Latest exits symptom of something

- Jay Bell

The Arkansas Razorbacks men’s basketball team have become as much of a mystery as the football team.

The difference is Mike Anderson will enter his eighth season in charge in 2018-19, while Chad Morris only arrived from SMU in December to take over the football team.

Yet, for the second time in three years, Anderson will enter a season with a roster bereft of experience and leadership, a situation exacerbate­d by his inability to hold on to some of his brightest young stars.

Things looked to have changed on March 26 when standout freshman center Daniel Gafford tweeted he planned to return to Arkansas for his sophomore season despite the prospects of being selected in the first round of the NBA Draft in June. Barely nine days later, freshman Darious Hall and sophomore C.J. Jones, two players expected to be leaders on next year’s team, announced their intentions to transfer.

Anderson said he was surprised by their requests, but the departure of young guards with potential to be top Razorbacks has become a pattern under Anderson.

B.J. Young averaged 15.3 points as a freshman in Anderson’s first season and led the team in scoring at 15.2 in his sophomore year. Young went pro after two seasons despite little to no prospects of being drafted. He toiled in the NBA’s developmen­tal league for two seasons before spending the last threeplus years playing profession­ally in Europe.

Michael Qualls became a staple of SportsCent­er’s Top 10 plays on ESPN during his junior season. He was second on the team in scoring as a junior with

15.9 points per game behind Bobby Portis, now with the Chicago Bulls.

Other factors were definitely at play, but Qualls went pro after his junior season despite only slightly better chances than Young of being drafted. An injury before the draft only further damaged Qualls pro prospects and he has since bounced around Europe and the developmen­tal league.

Another member of the 201415 team, Nick Babb, played in 26 games as a freshman and transferre­d to Iowa State instead of taking over a starting role on the

2015-16 team, which finished 1616. Babb averaged 11.3 points per game this season in 36 minutes per game this season for the 13-18 Cyclones and still has another year of eligibilit­y.

Most of Babb’s potential minutes in 2015-16 were taken by Jimmy Whitt, who Anderson recruited out of Missouri’s backyard in Columbia. Whitt averaged 17.2 minutes per game as a true freshman, but still opted to transfer to SMU. He was one of only two players to play in all 33 games this season for the Mustangs, averaging 10.5 points per game on a 17-16 team.
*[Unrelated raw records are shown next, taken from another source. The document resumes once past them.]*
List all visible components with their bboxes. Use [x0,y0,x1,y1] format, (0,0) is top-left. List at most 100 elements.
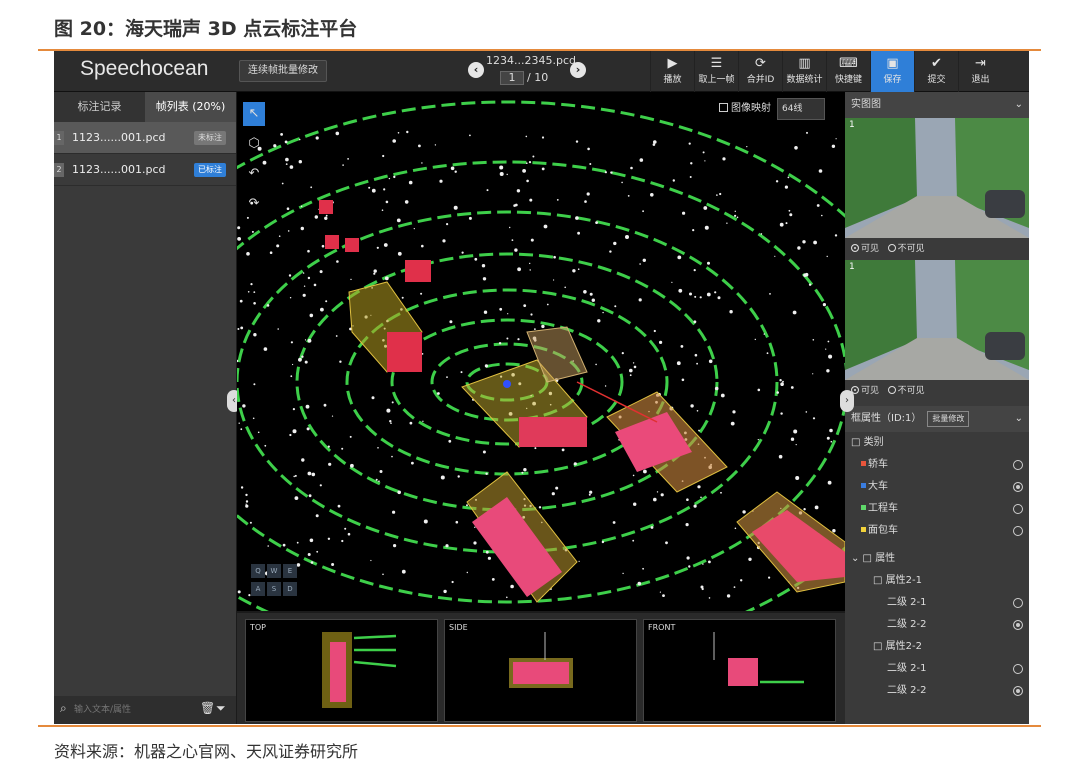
stats-label: 数据统计 [786,75,823,85]
invisible-radio[interactable] [887,244,896,252]
attribute-radio[interactable] [1013,598,1023,608]
search-bar: ⌕ 🗑 ⏷ [54,696,236,724]
attribute-option[interactable]: 二级 2-1 [845,592,1029,614]
select-tool-icon[interactable]: ↖ [243,102,265,126]
attribute-option[interactable]: 二级 2-2 [845,614,1029,636]
left-panel: 标注记录 帧列表 (20%) 1 1123......001.pcd 未标注 2… [54,92,236,724]
search-input[interactable] [74,701,186,719]
image-number: 1 [849,262,855,272]
attribute-radio[interactable] [1013,686,1023,696]
category-option-label: 轿车 [868,459,888,470]
category-option-label: 大车 [868,481,888,492]
attribute-subgroup: □ 属性2-2 [873,641,922,652]
attribute-option[interactable]: 二级 2-1 [845,658,1029,680]
filter-icon[interactable]: ⏷ [216,701,226,716]
keyboard-shortcuts-button[interactable]: ⌨ 快捷键 [826,51,870,92]
chevron-down-icon: ⌄ [1014,413,1023,424]
collapse-right-icon[interactable]: › [840,390,854,412]
key-e: E [283,564,297,578]
category-option[interactable]: 轿车 [845,454,1029,476]
category-option[interactable]: 大车 [845,476,1029,498]
merge-id-button[interactable]: ⟳ 合并ID [738,51,782,92]
top-view-canvas[interactable] [246,620,439,723]
file-row-number: 2 [54,163,64,177]
redo-icon[interactable]: ↷ [243,192,265,216]
attribute-subgroup-label: 属性2-2 [885,641,922,652]
page-input[interactable]: 1 [500,71,524,85]
image-mapping-control: 图像映射 64线 [719,98,825,120]
beam-select[interactable]: 64线 [777,98,825,120]
exit-button[interactable]: ⇥ 退出 [958,51,1002,92]
side-view[interactable]: SIDE [444,619,637,722]
category-option-label: 工程车 [868,503,898,514]
key-s: S [267,582,281,596]
image-panel-header[interactable]: 实图图 ⌄ [845,92,1029,118]
play-button[interactable]: ▶ 播放 [650,51,694,92]
batch-edit-button[interactable]: 连续帧批量修改 [239,60,327,82]
front-view-canvas[interactable] [644,620,837,723]
merge-id-label: 合并ID [746,75,775,85]
prev-file-icon[interactable]: ‹ [468,62,484,78]
category-option[interactable]: 工程车 [845,498,1029,520]
invisible-label: 不可见 [897,386,925,396]
camera-image-picture [845,118,1029,238]
cube-tool-icon[interactable]: ⬡ [243,132,265,156]
image-number: 1 [849,120,855,130]
save-button[interactable]: ▣ 保存 [870,51,914,92]
box-attributes-title: 框属性（ID:1） [851,413,922,424]
image-mapping-checkbox[interactable] [719,103,728,112]
box-attributes-header[interactable]: 框属性（ID:1） 批量修改 ⌄ [845,406,1029,432]
file-row[interactable]: 1 1123......001.pcd 未标注 [54,122,236,154]
point-cloud-viewport[interactable]: ↖ ⬡ ↶ ↷ 图像映射 64线 Q W E A S D [237,92,845,611]
category-radio[interactable] [1013,460,1023,470]
visibility-options: 可见 不可见 [845,238,1029,260]
point-cloud-canvas[interactable] [237,92,845,611]
search-icon: ⌕ [60,701,67,715]
tab-frame-list[interactable]: 帧列表 (20%) [145,92,236,122]
camera-image[interactable]: 1 [845,260,1029,380]
category-radio[interactable] [1013,526,1023,536]
annotation-app: Speechocean 连续帧批量修改 ‹ 1234...2345.pcd 1/… [54,51,1029,724]
exit-icon: ⇥ [975,56,986,71]
category-label: 类别 [863,437,884,448]
figure-title: 图 20：海天瑞声 3D 点云标注平台 [54,18,358,40]
file-row-name: 1123......001.pcd [72,163,166,176]
page-total: / 10 [527,71,549,84]
top-view[interactable]: TOP [245,619,438,722]
side-view-canvas[interactable] [445,620,638,723]
chevron-down-icon: ⌄ [1014,99,1023,110]
front-view[interactable]: FRONT [643,619,836,722]
key-q: Q [251,564,265,578]
attribute-label: 属性 [875,553,896,564]
file-status-badge: 未标注 [194,131,226,145]
figure-source: 资料来源：机器之心官网、天风证券研究所 [54,742,359,761]
camera-image[interactable]: 1 [845,118,1029,238]
file-row-name: 1123......001.pcd [72,131,166,144]
submit-button[interactable]: ✔ 提交 [914,51,958,92]
undo-icon[interactable]: ↶ [243,162,265,186]
attribute-option-label: 二级 2-1 [887,663,927,674]
batch-modify-button[interactable]: 批量修改 [927,411,970,427]
play-icon: ▶ [667,56,678,71]
category-radio[interactable] [1013,482,1023,492]
current-filename: 1234...2345.pcd [486,54,576,67]
tab-annotation-record[interactable]: 标注记录 [54,92,145,122]
file-row[interactable]: 2 1123......001.pcd 已标注 [54,154,236,186]
viewport-tools: ↖ ⬡ ↶ ↷ [243,102,265,222]
stats-button[interactable]: ▥ 数据统计 [782,51,826,92]
next-file-icon[interactable]: › [570,62,586,78]
attribute-option[interactable]: 二级 2-2 [845,680,1029,702]
category-option[interactable]: 面包车 [845,520,1029,542]
invisible-radio[interactable] [887,386,896,394]
color-swatch [861,505,866,510]
key-d: D [283,582,297,596]
visible-radio[interactable] [851,244,859,252]
previous-frame-button[interactable]: ☰ 取上一帧 [694,51,738,92]
sub-views: TOP SIDE FRONT [237,613,845,724]
attribute-radio[interactable] [1013,620,1023,630]
previous-frame-label: 取上一帧 [698,75,735,85]
category-radio[interactable] [1013,504,1023,514]
attribute-radio[interactable] [1013,664,1023,674]
color-swatch [861,461,866,466]
trash-icon[interactable]: 🗑 [200,701,215,715]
Neither Hall nor Jones have announced where they plan to transfer, but the rumored destinatio­n for Hall is Memphis, which recently hired former NBA star, AAU coach and high school coach Penny Hardaway. The Tigers were 21-13 this season and three members of the team have requested transfers since Hardaway was hired.

It has to be said how many players have made significan­t improvemen­ts under Anderson when they actually stay with the program. Ky Madden, Moses Kingsley, Manny Watkins, Anthlon Bell and even Qualls are among Anderson’s success stories.

Still, a lack of depth and experience­d difference makers has stymied the program under Anderson. Hall and Jones were among seven players on the roster to play in every game this season for Arkansas, both likely would have averaged double-digits next season and they still decided to leave.

I don’t know what about Anderson’s program makes so many talented young players think it is better for them to leave, especially to go to lesser teams, but it can’t be a good thing.